Fahri menilai Amien Rais memiliki manajemen komunikasi tersendiri dengan Haedar Nashir sehingga melontarkan ucapan itu. Sebab, keduanya dinilai Fahri merupakan sesama negarawan.
"Dan itu kan dalam lingkup para pimpinan-pimpinan negarawan Muhammadiyah kan, yang sudah teruji dalam sejarah ini, mereka punya bahasa-bahasa yang pada akhirnya nanti menjadi hikmah lah bagi kita," ungkapnya.
"Jadi enggak bisa kita yang mengintepretasikan, jadi harus ditanya kepada mereka," ucapnya.
Sebelumnya, Penasihat Pimpinan Pusat Muhammadiyah Amien Rais menegaskan akan menjewer Ketua Umum PP Muhammadiyah Haedar Nashir jika organisasinya tidak bersikap pada Pemilihan Presiden 2019.
"Di tahun politik, tidak boleh seorang Haedar Nashir memilih menyerahkan ke kader untuk menentukan sikapnya di pilres.

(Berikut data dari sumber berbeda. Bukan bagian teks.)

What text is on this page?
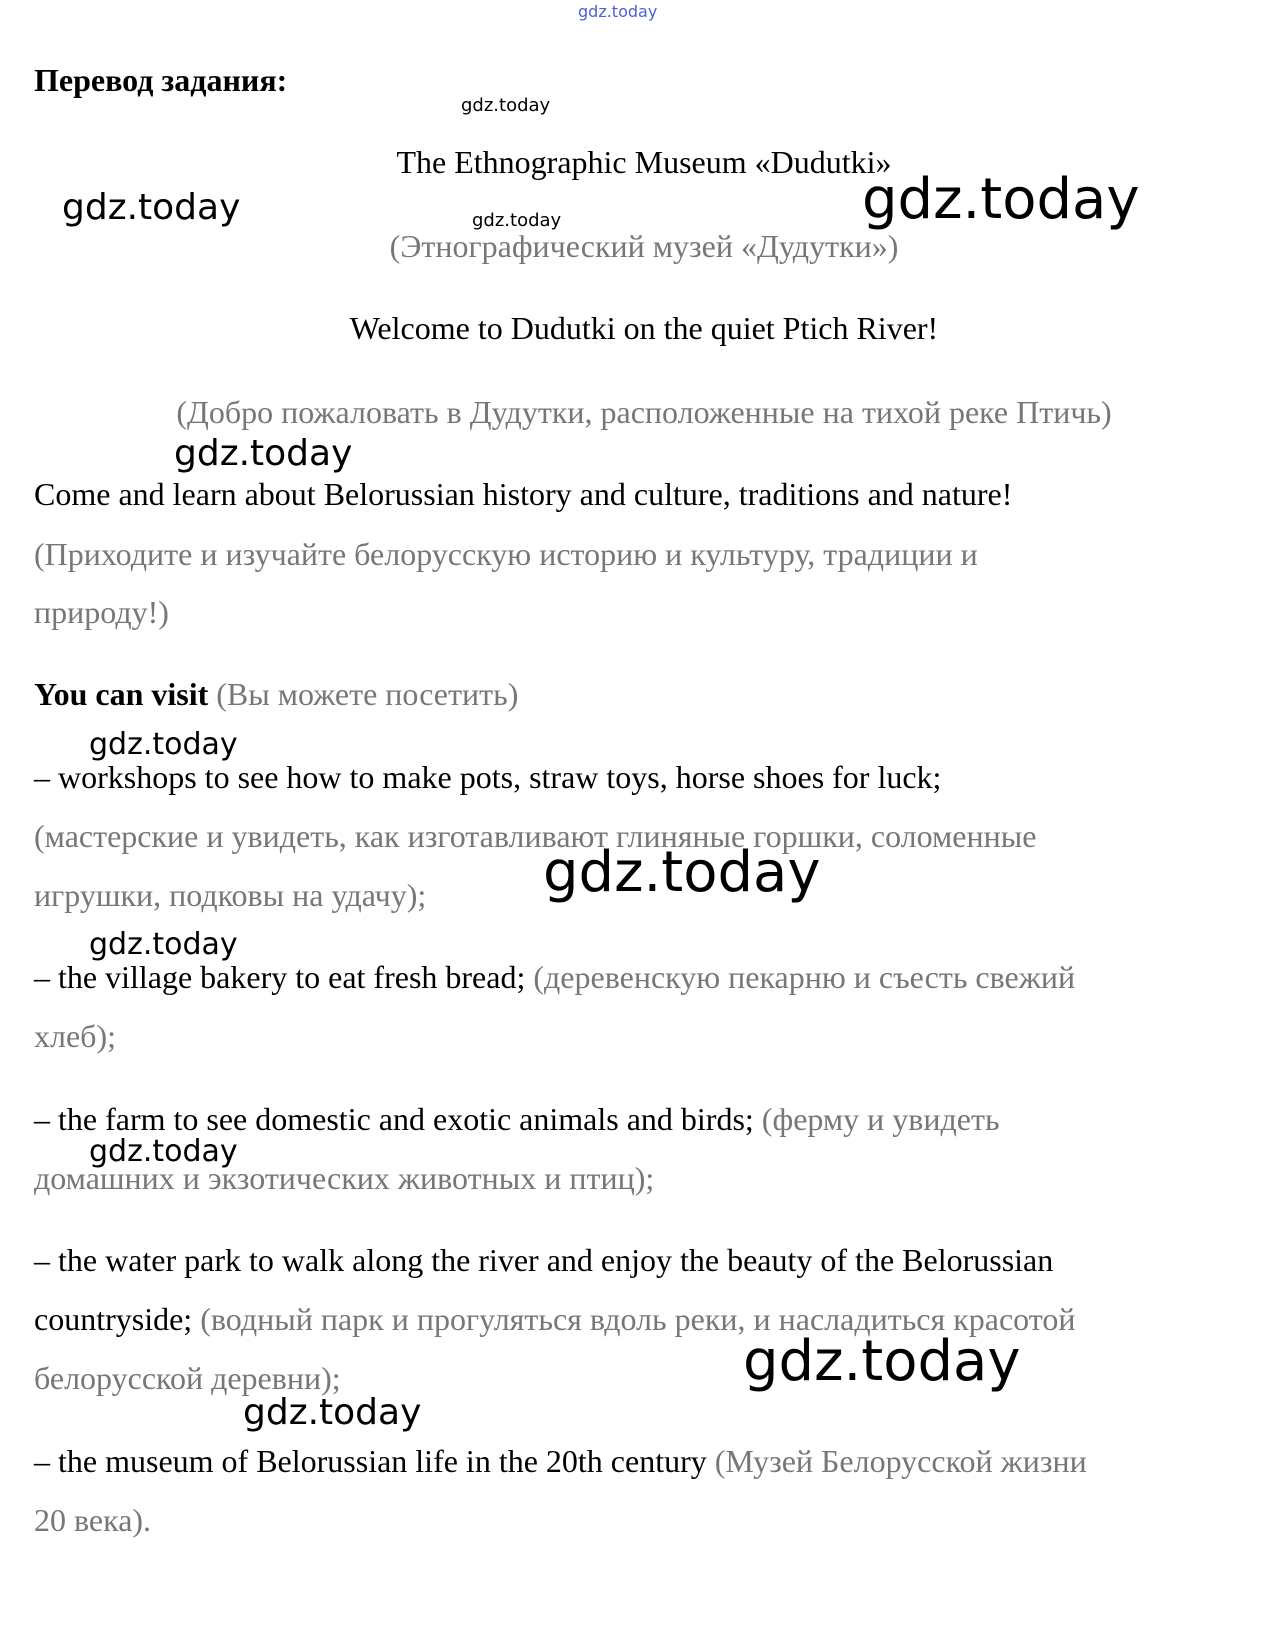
gdz.today
gdz.today
gdz.today	gdz.today	gdz.today
gdz.today
gdz.today
gdz.today
gdz.today
gdz.today
gdz.today
gdz.today
Перевод задания:
The Ethnographic Museum «Dudutki»
(Этнографический музей «Дудутки»)
Welcome to Dudutki on the quiet Ptich River!
(Добро пожаловать в Дудутки, расположенные на тихой реке Птичь)
Come and learn about Belorussian history and culture, traditions and nature!
(Приходите и изучайте белорусскую историю и культуру, традиции и
природу!)
You can visit (Вы можете посетить)
– workshops to see how to make pots, straw toys, horse shoes for luck;
(мастерские и увидеть, как изготавливают глиняные горшки, соломенные
игрушки, подковы на удачу);
– the village bakery to eat fresh bread; (деревенскую пекарню и съесть свежий
хлеб);
– the farm to see domestic and exotic animals and birds; (ферму и увидеть
домашних и экзотических животных и птиц);
– the water park to walk along the river and enjoy the beauty of the Belorussian
countryside; (водный парк и прогуляться вдоль реки, и насладиться красотой
белорусской деревни);
– the museum of Belorussian life in the 20th century (Музей Белорусской жизни
20 века).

Kalau sampai seperti itu, akan saya jewer," ujar Amien Rais, di sela Tablig Akbar dan Resepsi Milad ke-106 Masehi Muhammadiyah di Islamic CenterSurabaya, Selasa (20/11).
Menurut dia, bukan merupakan fatwa jika pimpinan menyerahkan sendiri-sendiri ke kader kepada siapa suaranya akan diberikan, sehingga dibutuhkan ketegasan demi terwujud pemimpin yang sesuai harapan.
PP Muhammadiyah, kata dia, tidak boleh diam saja atau tidak jelas sikapnya untuk menentukan pemimpin bangsa ini pada periode 2019-2024.